Teachers and parents may be tricked by fluent-sounding reading into thinking that a child understands everything that they are reading. As the content of what they can read becomes more demanding, good readers will develop knowledge of figurative language and irony which helps them to discover new meanings in the text.

Children improve their comprehension when they use a variety of tools such as connecting prior knowledge, predicting outcomes, drawing inferences, and monitoring gaps in their understanding. One of the most powerful moments is when fluent comprehending readers learn to enter into the lives of imagined heroes and heroines.

When teaching comprehension, the educational psychologist, G. Michael Pressley, says a strong case can be made for instruction in decoding, vocabulary, word knowledge, active comprehension strategies, and self-monitoring.

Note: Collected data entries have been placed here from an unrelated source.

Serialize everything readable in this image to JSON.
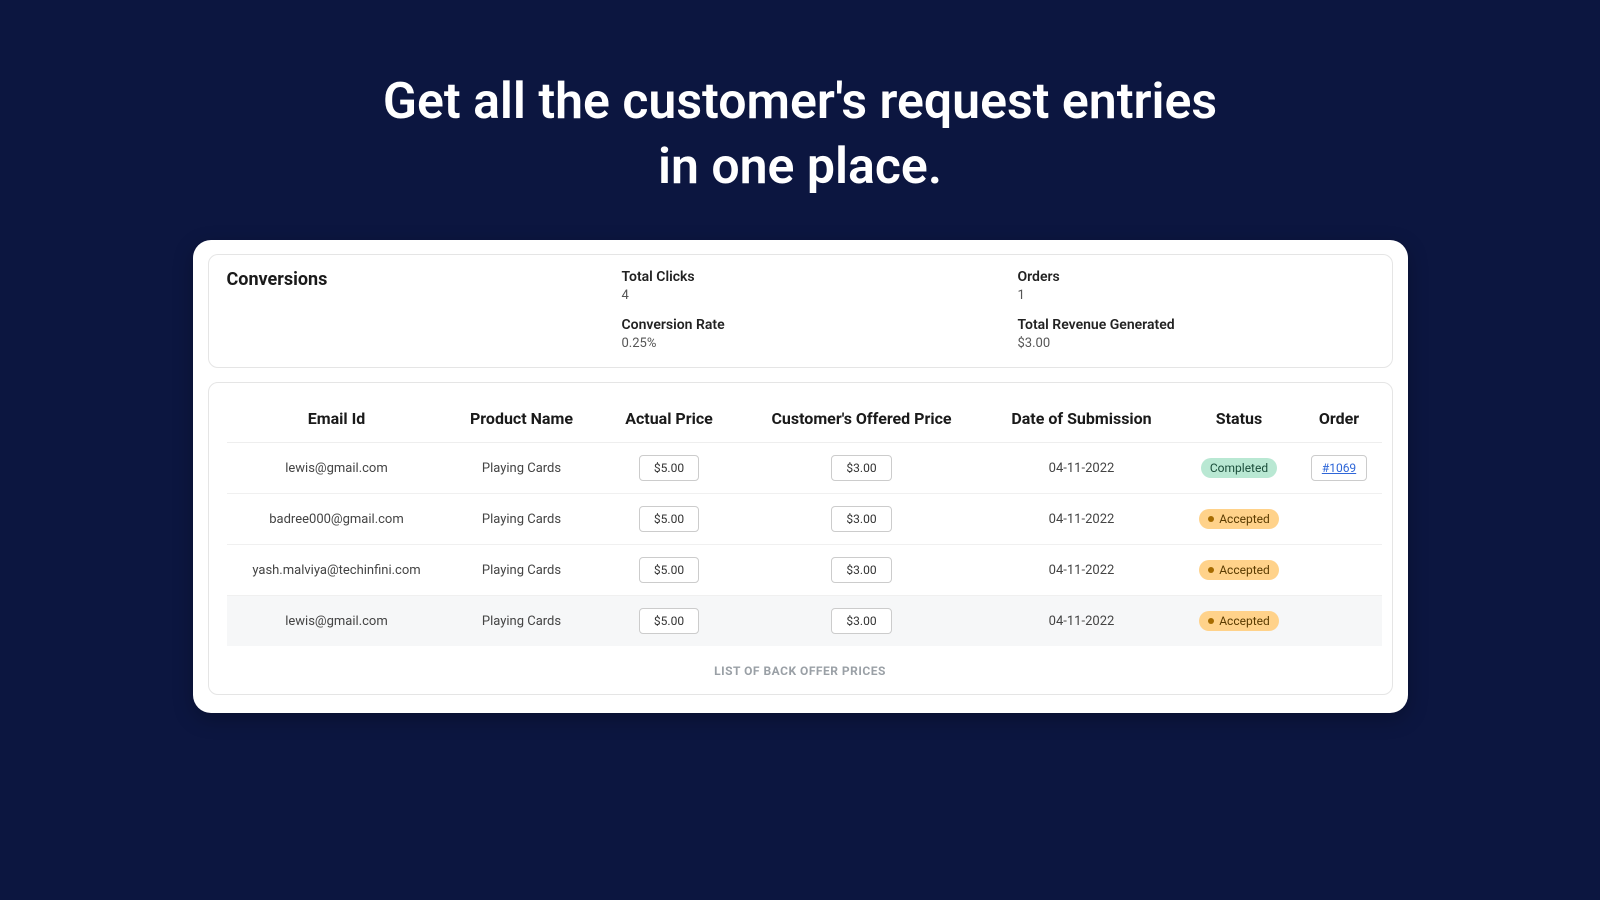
{
  "headline_line1": "Get all the customer's request entries",
  "headline_line2": "in one place.",
  "conversions": {
    "title": "Conversions",
    "total_clicks_label": "Total Clicks",
    "total_clicks_value": "4",
    "orders_label": "Orders",
    "orders_value": "1",
    "conversion_rate_label": "Conversion Rate",
    "conversion_rate_value": "0.25%",
    "total_revenue_label": "Total Revenue Generated",
    "total_revenue_value": "$3.00"
  },
  "table": {
    "headers": {
      "email": "Email Id",
      "product": "Product Name",
      "actual": "Actual Price",
      "offered": "Customer's Offered Price",
      "date": "Date of Submission",
      "status": "Status",
      "order": "Order"
    },
    "rows": [
      {
        "email": "lewis@gmail.com",
        "product": "Playing Cards",
        "actual": "$5.00",
        "offered": "$3.00",
        "date": "04-11-2022",
        "status": "Completed",
        "status_kind": "completed",
        "order_link": "#1069"
      },
      {
        "email": "badree000@gmail.com",
        "product": "Playing Cards",
        "actual": "$5.00",
        "offered": "$3.00",
        "date": "04-11-2022",
        "status": "Accepted",
        "status_kind": "accepted",
        "order_link": ""
      },
      {
        "email": "yash.malviya@techinfini.com",
        "product": "Playing Cards",
        "actual": "$5.00",
        "offered": "$3.00",
        "date": "04-11-2022",
        "status": "Accepted",
        "status_kind": "accepted",
        "order_link": ""
      },
      {
        "email": "lewis@gmail.com",
        "product": "Playing Cards",
        "actual": "$5.00",
        "offered": "$3.00",
        "date": "04-11-2022",
        "status": "Accepted",
        "status_kind": "accepted",
        "order_link": ""
      }
    ]
  },
  "footer_label": "LIST OF BACK OFFER PRICES"
}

At the end of this stage, many processes are starting to become automatic, allowing the reader to focus on meaning. With the decoding process almost automatic by this point, the brain learns to integrate more metaphorical, inferential, analogical, background, and experiential knowledge. This stage in learning to read will often last until early adulthood.

===Expert reader: 16 years and older===
At the expert stage, it will usually only take a reader one-half second to read almost any word. The degree to which expert reading will change throughout an adult's life depends on what they read and how much they read.